Postby Capt.Vibe » Sat Jan 06, 2018 8:02 am

andrewclaus wrote:I haven't tried the grille block in many decades with a gas engine because last time I did it (on my 70s pickup), it overheated badly when I let it idle for ten minutes or so in stopped traffic. That's a risk you may run if you mess with the radiator, depending on your driving.

A diesel mechanic told me diesels idle cooler than gas engines and it's a better idea for them. They also have a thermostat on the louvers. I just did a search and they're called 'active griller shutters.' Some cars are coming equipped with them now.

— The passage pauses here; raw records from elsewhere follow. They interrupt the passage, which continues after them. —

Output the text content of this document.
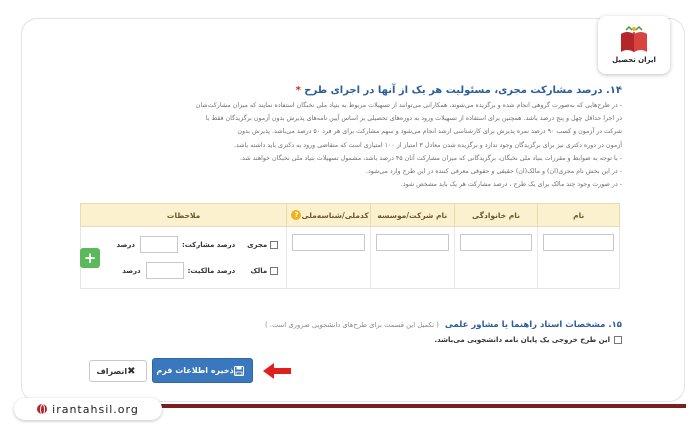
ایران تحصیل
۱۴. درصد مشارکت مجری، مسئولیت هر یک از آنها در اجرای طرح *
- در طرح‌هایی که به‌صورت گروهی انجام شده و برگزیده می‌شوند، همکارانی می‌توانند از تسهیلات مربوط به بنیاد ملی نخبگان استفاده نمایند که میزان مشارکت‌شان
در اجرا حداقل چهل و پنج درصد باشد. همچنین برای استفاده از تسهیلات ورود به دوره‌های تحصیلی بر اساس آیین نامه‌های پذیرش بدون آزمون برگزیدگان فقط با
شرکت در آزمون و کسب ۹۰ درصد نمره پذیرش برای کارشناسی ارشد انجام می‌شود و سهم مشارکت برای هر فرد ۵۰ درصد می‌باشد. پذیرش بدون
آزمون در دوره دکتری نیز برای برگزیدگان وجود ندارد و برگزیده شدن معادل ۳ امتیاز از ۱۰۰ امتیازی است که متقاضی ورود به دکتری باید داشته باشد.
- با توجه به ضوابط و مقررات بنیاد ملی نخبگان، برگزیدگانی که میزان مشارکت آنان ۴۵ درصد باشد، مشمول تسهیلات بنیاد ملی نخبگان خواهند شد.
- در این بخش نام مجری(ان) و مالک(ان) حقیقی و حقوقی معرفی کننده در این طرح وارد می‌شود.
- در صورت وجود چند مالک برای یک طرح ، درصد مشارکت هر یک باید مشخص شود.
نام
نام خانوادگی
نام شرکت/موسسه
کدملی/شناسه‌ملی
?
ملاحظات
مجری
درصد مشارکت:
درصد
مالک
درصد مالکیت:
درصد
+
۱۵. مشخصات استاد راهنما یا مشاور علمی ( تکمیل این قسمت برای طرح‌های دانشجویی ضروری است. )
این طرح خروجی یک پایان نامه دانشجویی می‌باشد.
ذخیره اطلاعات فرم
✖
انصراف
irantahsil.org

Well, there could have been something wrong with your cooling system or fan or it could have been a mild day. Even with a a complete grill block the engine has room to breath from the wheel wells and underside plus the cooling fan pushing ice cold air. I've been blocking the grill on my Vibe every year and don't remove it until late March. Never an issue and the coolant gauge doesn't move from the mid point. This morning it was -23c here, even leaving the Vibe idling all day it would not overheat. After starting it took about 8 minutes for the coolant gauge to get to it's mid point and this is without using the heat in the car. I can't speak for the 2.4L but the 1.8L produces very little heat. Personally, I find the size of the radiator in the Vibe a bit overkill for such a small engine given the large amount of grille openings. It is nearly as large and as wide as my G35. My 98 Civic EX had a radiator 1/2 the size of the Vibe yet never overheated.
2010 Red Hot Metallic 1SA


jolt
Posts: 569
Joined: Sun Mar 02, 2014 2:07 am

Re: Engine Temp Drop During Driving

Postby jolt » Sat Jan 06, 2018 12:46 pm

If the thermostat is working properly there should be little to no coolant flow through the radiator if the engine is below the thermostat temperature rating. The size of the radiator at that point does not come into play. Your heater core is just another radiator with the heat going into the cabin instead of outside. When it get really cold out, the heater core can remove enough engine heat to keep the engine cool without using the radiator. Thermostats become weak and lazy over time and do not respond to temperature changes in the coolant as quickly as they do when new.

Blocking the grill, not the radiator, helps quicken the engine heating because your thermostat is starting to open to quickly and letting coolant flow to the radiator. Blocking the grill is, for the most part, safe to do. If you block the radiator, you have bypassed the thermostats ability to control the engine temperature and the only temperature control you had. The engine can over heat but you can somewhat manually control the engine temperature by using the heater core with the fan blower speed when the temperatures out side are really cold. There are so many factors that effect the sizing of a radiator but one of them is not how fast the engine heats up, that's the job of the thermostat.